EEUU y Arabia Saudita firman acuerdo para desarrollar programa nuclear civil
Estados Unidos y Arabia Saudita firmaron este miércoles dos acuerdos que permitirán desarrollar un programa nuclear con fines civiles en el reino saudita, una alianza que Washington asegura contará con estrictos mecanismos de seguridad para evitar la proliferación de armas nucleares.
Los documentos fueron suscritos por el secretario de Energía de Estados Unidos, Chris Wright, y el ministro saudita de Energía, el príncipe Abdulaziz bin Salman, quienes establecieron el marco legal para una cooperación de largo plazo en materia de energía nuclear.
Según el Departamento de Energía estadounidense, los acuerdos incluyen uno de cooperación nuclear pacífica y otro sobre salvaguardias bilaterales, con el propósito de impulsar inversiones multimillonarias, fortalecer la seguridad energética y garantizar que el programa se mantenga exclusivamente con fines civiles.
La firma del pacto ocurre en un contexto de alta tensión en Oriente Medio, mientras Estados Unidos mantiene un conflicto militar con Irán y persisten las preocupaciones internacionales sobre el desarrollo nuclear en la región.
Aunque el comunicado oficial no ofreció detalles sobre los proyectos específicos, el diario The Wall Street Journal informó que una de las disposiciones podría abrir la puerta para que empresas estadounidenses participen en la construcción de una planta de enriquecimiento de uranio en Arabia Saudita. Sin embargo, el Departamento de Energía no confirmó esa información.
El acuerdo aún deberá ser revisado por el Congreso estadounidense, aunque analistas consideran poco probable que encuentre obstáculos significativos debido a la mayoría republicana en ambas cámaras.
La iniciativa ha generado inquietud entre algunos legisladores estadounidenses y autoridades israelíes, quienes temen que un programa nuclear civil pueda convertirse, en el futuro, en la base para el desarrollo de capacidades militares. No obstante, Riad sostiene que, al igual que otros países, tiene derecho a desarrollar energía nuclear con fines pacíficos.
El jefe de la diplomacia estadounidense, Marco Rubio, descartó que el acuerdo represente un riesgo de proliferación nuclear y aseguró que incorpora los estándares internacionales más exigentes en materia de seguridad.
En la misma línea, el secretario de Energía, Chris Wright, afirmó que la cooperación estará respaldada por tecnología estadounidense de última generación y por mecanismos de supervisión diseñados para impedir cualquier desvío hacia fines militares.

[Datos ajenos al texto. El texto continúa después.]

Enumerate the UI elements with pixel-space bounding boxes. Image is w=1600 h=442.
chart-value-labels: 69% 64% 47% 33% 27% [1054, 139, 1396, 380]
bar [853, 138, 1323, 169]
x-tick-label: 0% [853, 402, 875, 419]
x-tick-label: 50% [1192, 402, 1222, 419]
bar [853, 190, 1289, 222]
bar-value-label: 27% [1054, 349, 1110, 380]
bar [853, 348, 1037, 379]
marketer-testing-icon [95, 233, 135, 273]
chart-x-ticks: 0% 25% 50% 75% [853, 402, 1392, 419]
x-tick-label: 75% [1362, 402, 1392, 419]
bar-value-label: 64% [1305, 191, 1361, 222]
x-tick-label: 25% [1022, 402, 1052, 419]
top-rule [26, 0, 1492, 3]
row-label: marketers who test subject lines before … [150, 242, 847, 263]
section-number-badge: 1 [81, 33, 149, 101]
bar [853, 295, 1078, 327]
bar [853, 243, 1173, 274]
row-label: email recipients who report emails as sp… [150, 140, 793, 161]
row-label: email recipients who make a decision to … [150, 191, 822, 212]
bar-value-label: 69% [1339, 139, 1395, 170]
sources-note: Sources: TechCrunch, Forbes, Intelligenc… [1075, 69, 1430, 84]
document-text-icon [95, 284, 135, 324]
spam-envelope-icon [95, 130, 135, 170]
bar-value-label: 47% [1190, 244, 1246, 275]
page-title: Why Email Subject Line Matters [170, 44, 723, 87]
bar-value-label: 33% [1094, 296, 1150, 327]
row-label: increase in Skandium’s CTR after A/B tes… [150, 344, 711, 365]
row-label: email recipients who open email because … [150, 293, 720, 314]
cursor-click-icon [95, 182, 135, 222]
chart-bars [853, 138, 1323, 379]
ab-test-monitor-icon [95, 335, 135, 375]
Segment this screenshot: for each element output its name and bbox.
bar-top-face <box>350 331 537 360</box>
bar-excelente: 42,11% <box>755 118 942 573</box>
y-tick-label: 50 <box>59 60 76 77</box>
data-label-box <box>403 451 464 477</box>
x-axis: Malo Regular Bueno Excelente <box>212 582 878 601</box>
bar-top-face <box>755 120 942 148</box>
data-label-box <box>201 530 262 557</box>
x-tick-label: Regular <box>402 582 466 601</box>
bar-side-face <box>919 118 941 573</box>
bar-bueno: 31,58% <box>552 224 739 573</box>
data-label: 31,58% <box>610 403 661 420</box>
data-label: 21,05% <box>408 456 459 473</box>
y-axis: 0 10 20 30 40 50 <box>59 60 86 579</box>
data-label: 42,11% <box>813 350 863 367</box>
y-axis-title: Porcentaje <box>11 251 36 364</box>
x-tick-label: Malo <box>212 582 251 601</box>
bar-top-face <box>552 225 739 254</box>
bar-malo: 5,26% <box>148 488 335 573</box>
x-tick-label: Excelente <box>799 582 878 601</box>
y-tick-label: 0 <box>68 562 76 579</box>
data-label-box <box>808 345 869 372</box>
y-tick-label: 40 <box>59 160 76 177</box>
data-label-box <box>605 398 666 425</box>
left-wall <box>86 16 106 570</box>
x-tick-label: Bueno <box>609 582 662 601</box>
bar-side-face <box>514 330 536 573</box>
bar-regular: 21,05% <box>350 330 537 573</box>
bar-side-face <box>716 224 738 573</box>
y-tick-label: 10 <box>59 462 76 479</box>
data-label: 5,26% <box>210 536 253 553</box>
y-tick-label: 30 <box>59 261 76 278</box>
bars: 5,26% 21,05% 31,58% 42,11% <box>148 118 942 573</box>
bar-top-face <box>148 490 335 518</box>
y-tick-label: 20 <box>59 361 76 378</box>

Expertos también consideran que el acuerdo tiene una dimensión geopolítica. Jennifer T. Gordon, directora de la Iniciativa de Política de Energía Nuclear del Atlantic Council, afirmó que el entendimiento representa una ventaja estratégica para Washington, al evitar que Arabia Saudita busque apoyo tecnológico de Rusia o China para desarrollar su programa nuclear civil.
La firma del convenio se produce mientras continúan las tensiones entre Estados Unidos e Irán y crecen los temores de una mayor inestabilidad en Oriente Medio, una región donde la seguridad energética y la proliferación nuclear siguen siendo asuntos de máxima preocupación internacional.